Sin dai tempi antichi, i filosofi hanno cercato di individuare sistemi per cercare di bilanciare i punti di forza della regola maggioritaria a fronte della necessità di assicurare che i partiti consapevoli abbiano una maggiore voce in capitolo sulle decisioni fondamentali, per non dire che le voci delle minoranze siano percepibili. Nelle assemblee spartane dell’antica Grecia, i voti venivano espressi per acclamazione. Le persone potevano modulare il tono della loro voce per riflettere l’intensità delle loro preferenze, con il funzionario che presiedeva che ascoltava attentamente e poi dichiarava il risultato. Non era un sistema perfetto, ma era forse migliore di quello che è successo nel Regno Unito.

Da alcuni punti di vista, lo Stato gemello [2] di Sparta, Atene, aveva realizzato l’esempio più puro di democrazia. Ad ogni classe venivano dati uguali voti (sebbene soltanto ai maschi). Tuttavia, da ultimo, dopo alcune catastrofiche decisioni di guerra, gli ateniesi ravvisarono la necessità di dare maggiore potere ad organi indipendenti.
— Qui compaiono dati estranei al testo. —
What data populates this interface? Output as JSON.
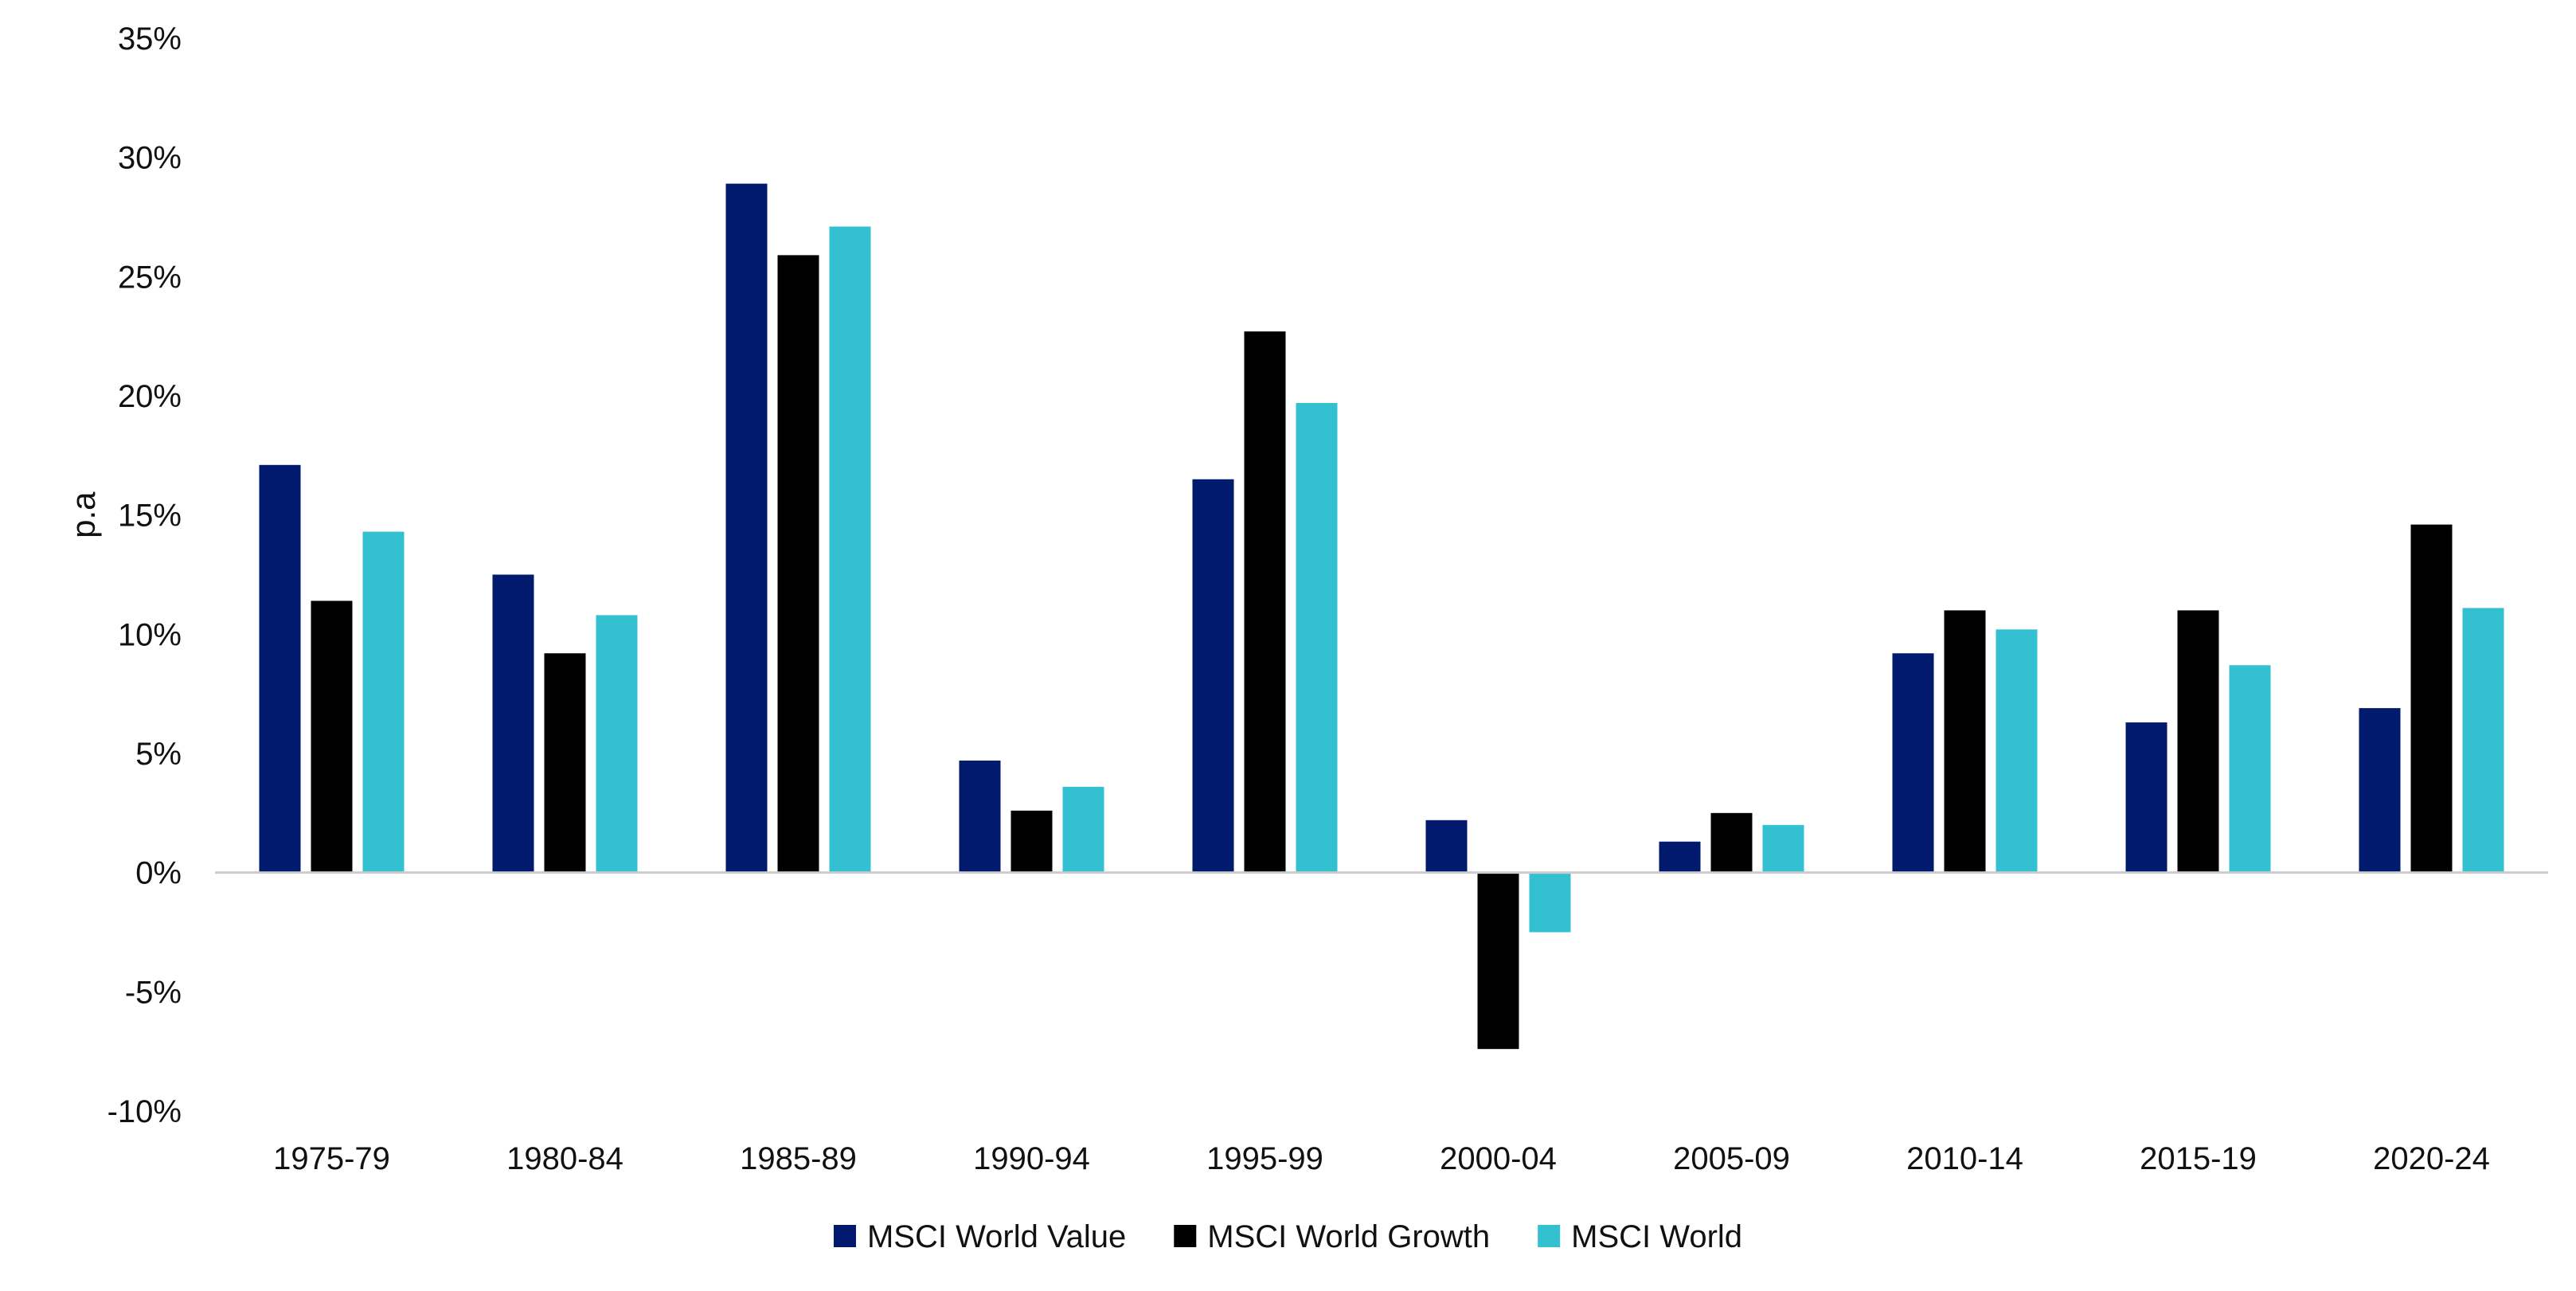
{
  "chart_data": {
    "type": "bar",
    "title": "",
    "xlabel": "",
    "ylabel": "p.a",
    "ylim": [
      -10,
      35
    ],
    "ytick_step": 5,
    "ytick_suffix": "%",
    "grid": false,
    "legend_position": "bottom-center",
    "categories": [
      "1975-79",
      "1980-84",
      "1985-89",
      "1990-94",
      "1995-99",
      "2000-04",
      "2005-09",
      "2010-14",
      "2015-19",
      "2020-24"
    ],
    "series": [
      {
        "name": "MSCI World Value",
        "color": "#021a6e",
        "values": [
          17.1,
          12.5,
          28.9,
          4.7,
          16.5,
          2.2,
          1.3,
          9.2,
          6.3,
          6.9
        ]
      },
      {
        "name": "MSCI World Growth",
        "color": "#000000",
        "values": [
          11.4,
          9.2,
          25.9,
          2.6,
          22.7,
          -7.4,
          2.5,
          11.0,
          11.0,
          14.6
        ]
      },
      {
        "name": "MSCI World",
        "color": "#33c1d1",
        "values": [
          14.3,
          10.8,
          27.1,
          3.6,
          19.7,
          -2.5,
          2.0,
          10.2,
          8.7,
          11.1
        ]
      }
    ]
  }
}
Cosa avrebbe dovuto fare il Regno Unito se fosse stato posto il quesito della partecipazione all’Unione Europea (la qualcosa, per inciso, non avvenne [3])? Certamente, l’ostacolo avrebbe dovuto essere un bel po’ più elevato; ad esempio, la Brexit avrebbe dovuto richiedere due votazioni popolari separate da almeno due anni, seguite da una votazione di almeno il 60 per cento nella Camera dei Comuni. Se la Brexit avesse ancora prevalso, almeno di poteva capire che non si era trattato soltanto di una immagine istantanea di un frammento della popolazione.

Il voto del Regno Unito ha gettato l’Europa nel caos. Molto ora dipende da come il mondo reagirà e da come il Governo del Regno Unito opererà per riorganizzarsi. Tuttavia, è importante fare un bilancio non solo del risultato, ma anche del procedimento. Ogni iniziativa per ridefinire gli assetti di lungo periodo sui confini di un paese dovrebbe richiedere molto di più di una maggioranza semplice in una unica votazione. L’attuale norma internazionale basata sulla regola della maggioranza semplice, come ci siamo accorti, è una formula per il caos.

 

 

 

[1] Il testo dice “su minoranze”, forse intendendo che nel caso inglese si è trattato in effetti di una minoranza degli elettori.

[2] Il termine “sister state” è una variante del termine “sister cities”, che si usa appunto nel caso delle ‘città gemellate’.

[3] Suppongo che intenda dire “se l’adesione alla UE fosse stata – a suo tempo – oggetto di una consultazione popolare”. Giacché in quel caso – in presenza di un precedente referendum di adesione – non sarebbe stato sufficiente, evidentemente, contraddirlo con un referendum successivo; sarebbe stata evidente la necessità di una procedura più impegnativa di cambiamento di un pronunciamento popolare già effettuato.